Indeed, since the 10-year-old Canadian corporation quietly transplanted itself to the Valley's sunnier climes last spring, setting up shop in an abandoned medical facility just south of Van Buren Street, 30 deceased have been humidermied at the facility using one of two methods: traditional taxidermy, wherein a human body is shorn of its skin and hair, the skeleton and internal organs disposed of (either through burial, cremation or tissue donation), and the remainder mounted over a mannequin made to order; or freeze-dried with the internal organs intact, the corpse drained of all fluid and consequently only a fraction of its original weight.
These human "replicants," as the 57 employees of Preserve A Life refer to them, are then hand-delivered to next of kin, and installed according to the family's wishes. Children have been posed on bicycles and skateboards, grandmothers in rocking chairs, and grandfathers playing boccie ball. One woman wanted her husband posed on his favorite Harley wearing a Hells Angels motorcycle jacket, while in the case of a lesbian couple, the surviving woman wanted her longtime companion dressed in a Frederick's of Hollywood French maid outfit, cut so as to reveal her buttocks and bosom. And in one of the most disturbing trends, some casualties of the Iraq war have even been mounted in full dress uniform, and posed saluting or waving the American flag.
"We'll do almost anything to accommodate a client," claims Bryce Cunningham, 52, CEO and co-founder of the company. "We have had husbands ask for their wives to be enhanced using saline implants, and we can do this, using the latest plastic surgery methods."
At nearly 6 feet tall with a muscular build and a military bearing borne of his stint in Canada's super-secret, elite Army commando unit JTF2 (Joint Task Force II), Cunningham is a perpetual motion machine of a man, both super-salesman and hardheaded businessman. After he took a bullet for the Maple Leaf in the mid-'90s during a daring raid on a white supremacist outpost in northern Ontario, wherein three of his comrades lost their lives, Cunningham retired from the service. He was planning to devote himself exclusively to running the family's tailoring business, which his father had left him, when he made the acquaintance of the mysterious, enigmatic Dr. Geoffrey Crittenden at a local numismatics society conference. A former chief pathologist with Canadian Science Council, Crittenden's hobby was taxidermy, and he had radical ideas about how to mesh medical science with modern taxidermy. By his own admission, Cunningham soon fell under the spell of the visionary doctor, and a partnership was born.
The pair set up shop in East Vancouver with only a handful of employees, garnering customers mainly by word of mouth. Cunningham took care of the business and legal side (though he had never formally practiced, he had gotten his juris doctorate from the University of British Columbia College of Law before entering the military), while Crittenden focused on actual "post-life preservations," as Cunningham calls them. In time, Crittenden, now 56, went on to perfect the taxidermy process now known as humidermy, wherein human skin is essentially pickled in a top-secret formula of various chemical compounds. According to Cunningham, the result is soft and amazingly lifelike skin that can be maintained indefinitely with a minimum amount of maintenance by adoring families.

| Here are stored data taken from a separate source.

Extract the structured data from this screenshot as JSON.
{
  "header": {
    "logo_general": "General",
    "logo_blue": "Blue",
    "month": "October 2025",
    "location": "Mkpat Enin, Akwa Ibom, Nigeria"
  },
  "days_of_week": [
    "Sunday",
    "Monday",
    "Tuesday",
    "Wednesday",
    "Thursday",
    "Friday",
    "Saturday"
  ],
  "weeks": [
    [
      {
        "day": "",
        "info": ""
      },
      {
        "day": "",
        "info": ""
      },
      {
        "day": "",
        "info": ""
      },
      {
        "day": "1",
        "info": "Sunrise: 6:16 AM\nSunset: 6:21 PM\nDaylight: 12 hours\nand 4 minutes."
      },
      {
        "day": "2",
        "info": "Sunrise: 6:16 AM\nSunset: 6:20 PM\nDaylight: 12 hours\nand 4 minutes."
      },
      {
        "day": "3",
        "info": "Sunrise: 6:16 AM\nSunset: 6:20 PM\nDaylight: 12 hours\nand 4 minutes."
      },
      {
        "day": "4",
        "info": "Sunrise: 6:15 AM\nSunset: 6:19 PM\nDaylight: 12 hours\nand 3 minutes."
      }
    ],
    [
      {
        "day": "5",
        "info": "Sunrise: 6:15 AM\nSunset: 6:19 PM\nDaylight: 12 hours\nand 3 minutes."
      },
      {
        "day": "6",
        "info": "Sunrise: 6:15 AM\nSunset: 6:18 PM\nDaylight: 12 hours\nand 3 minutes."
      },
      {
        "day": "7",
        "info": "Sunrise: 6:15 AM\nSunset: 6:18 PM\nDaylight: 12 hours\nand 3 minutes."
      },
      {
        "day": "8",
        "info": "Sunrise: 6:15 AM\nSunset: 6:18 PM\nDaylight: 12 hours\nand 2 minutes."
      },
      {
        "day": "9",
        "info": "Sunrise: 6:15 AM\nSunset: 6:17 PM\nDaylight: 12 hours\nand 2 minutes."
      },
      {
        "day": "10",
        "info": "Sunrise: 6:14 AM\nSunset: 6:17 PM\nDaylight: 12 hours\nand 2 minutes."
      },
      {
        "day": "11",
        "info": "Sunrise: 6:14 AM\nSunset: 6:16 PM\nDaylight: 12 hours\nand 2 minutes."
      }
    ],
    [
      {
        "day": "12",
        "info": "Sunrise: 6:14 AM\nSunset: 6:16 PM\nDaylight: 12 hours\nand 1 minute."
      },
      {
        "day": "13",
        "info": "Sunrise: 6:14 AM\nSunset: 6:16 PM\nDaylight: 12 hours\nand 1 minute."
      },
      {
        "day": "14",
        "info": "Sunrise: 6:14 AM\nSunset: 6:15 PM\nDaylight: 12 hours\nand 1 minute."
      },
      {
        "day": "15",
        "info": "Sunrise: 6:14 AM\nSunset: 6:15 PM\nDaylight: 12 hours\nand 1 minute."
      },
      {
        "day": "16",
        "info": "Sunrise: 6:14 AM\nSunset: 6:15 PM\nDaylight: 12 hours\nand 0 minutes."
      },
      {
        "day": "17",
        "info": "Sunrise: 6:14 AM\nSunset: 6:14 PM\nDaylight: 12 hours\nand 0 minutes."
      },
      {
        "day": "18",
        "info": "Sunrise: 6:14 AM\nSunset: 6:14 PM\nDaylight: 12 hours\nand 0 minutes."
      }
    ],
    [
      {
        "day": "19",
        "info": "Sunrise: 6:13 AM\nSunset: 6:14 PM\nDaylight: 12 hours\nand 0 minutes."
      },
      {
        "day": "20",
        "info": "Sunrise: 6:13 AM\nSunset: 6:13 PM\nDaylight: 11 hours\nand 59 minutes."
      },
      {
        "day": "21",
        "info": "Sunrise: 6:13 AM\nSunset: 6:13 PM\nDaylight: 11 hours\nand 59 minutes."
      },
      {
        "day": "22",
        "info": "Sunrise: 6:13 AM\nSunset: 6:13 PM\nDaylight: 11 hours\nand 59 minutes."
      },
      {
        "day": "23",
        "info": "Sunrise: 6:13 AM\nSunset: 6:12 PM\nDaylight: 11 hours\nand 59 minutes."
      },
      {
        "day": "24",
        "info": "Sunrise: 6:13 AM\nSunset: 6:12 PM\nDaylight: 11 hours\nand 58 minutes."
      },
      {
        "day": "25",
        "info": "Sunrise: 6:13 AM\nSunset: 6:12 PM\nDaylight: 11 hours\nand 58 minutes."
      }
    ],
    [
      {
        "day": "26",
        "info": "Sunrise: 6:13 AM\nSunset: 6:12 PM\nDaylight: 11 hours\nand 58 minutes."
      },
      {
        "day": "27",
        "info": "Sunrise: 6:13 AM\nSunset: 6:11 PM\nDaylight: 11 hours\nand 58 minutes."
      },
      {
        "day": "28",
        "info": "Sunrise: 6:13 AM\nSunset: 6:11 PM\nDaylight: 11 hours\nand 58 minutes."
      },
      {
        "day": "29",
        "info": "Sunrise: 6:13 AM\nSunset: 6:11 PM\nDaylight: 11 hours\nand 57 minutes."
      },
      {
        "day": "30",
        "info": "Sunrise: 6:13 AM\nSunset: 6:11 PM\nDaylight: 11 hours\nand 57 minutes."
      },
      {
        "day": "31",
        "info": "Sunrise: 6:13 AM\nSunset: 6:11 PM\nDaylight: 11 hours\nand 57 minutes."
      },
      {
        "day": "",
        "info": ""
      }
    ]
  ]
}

"It's like Colonel Sanders' blend of 11 herbs and spices, except that no one's being eaten," says Cunningham, smiling but half-serious. "Of course, the 'recipe,' if you will, is proprietary. But we have reason to believe that human epidermal cells treated with this process will last indefinitely. We give a lifetime warranty, and if it were legally possible to give more than a lifetime warranty, we would."